Peter Pan at National Theatre: this off-kilter adaptation is as as bewildering as it is beguiling
The National Theatre’s adaptation of Peter Pan is a hectic, colourful experience that should appeal to young and old alike. It’s also all over the place in terms of its treatment of JM Barrie’s long-serving fairytale, by turns reactionary and radical.
Director Sally Cookson leaves the barrier between story and stage machinery engagingly fluid – the flying is cheekily explained away with reference to “fairy string” and the counter-weighters are visible, scaling the set in costume.

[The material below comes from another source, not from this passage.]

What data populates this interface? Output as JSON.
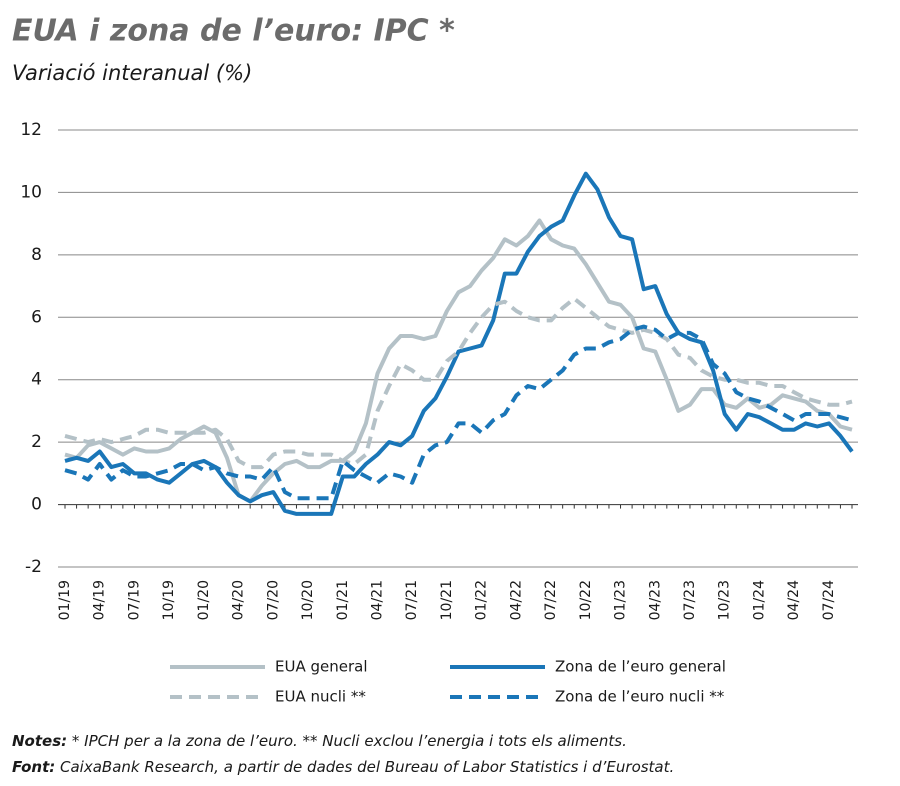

Designers Michael Vale and Katie Sykes, meanwhile, splash together influences with exhilarating abandon. Never-Never Land has become a jazz fusion bar cum Wacky Warehouse where Lost Boys in bobblehats prat around on space hoppers. Captain Hook’s ship is now a presidential float made up of smashed mantelpieces and casements, dogged by a scrap metal crocodile that’s assembled in plain view.
If it’s easy to fall under the spell of the props, stunts and effects, the play’s treatment of the source text is harder to get a grip on. On the one hand, the Lost Boys are still a gang of emotionally stunted man-children, baying for a surrogate mother to read them bedtime stories.
But there’s a new spin on Tiger Lily – no longer a native American damsel in distress but an off-brand Princess Mononoke – and above all, Anna Francolini’s Hook, a magnificent, crooning proto-feminist figure in platform shoes and a hoop skirt who can’t decide whether to coddle Peter or eat him.
The adaptation’s social outlook fluctuates violently moment to moment. The script declares war on sissy stereotypes about girls, for example, while still expecting them to fix dinner while the blokes are at the office. It castigates Mr Darling for his ogreish paternal tendencies, but also enjoins young Michael to stop crying and “be a man”.
It junks the Disneyfied concept of Tinkerbell only to plump for a Man Friday-type sidekick who speaks cod-Portuguese, seemingly lifted directly from an Indiana Jones movie. Somewhere in amongst all this, Paul Hilton turns in a mouthy but likeable (and very agile) Pan while Madeleine Worrall is touchingly earnest as Wendy.
This is an imaginative, florid production that’s leagues ahead of the average Christmas panto, but while kids will adore its energy, parents may be left as bewildered as they are beguiled.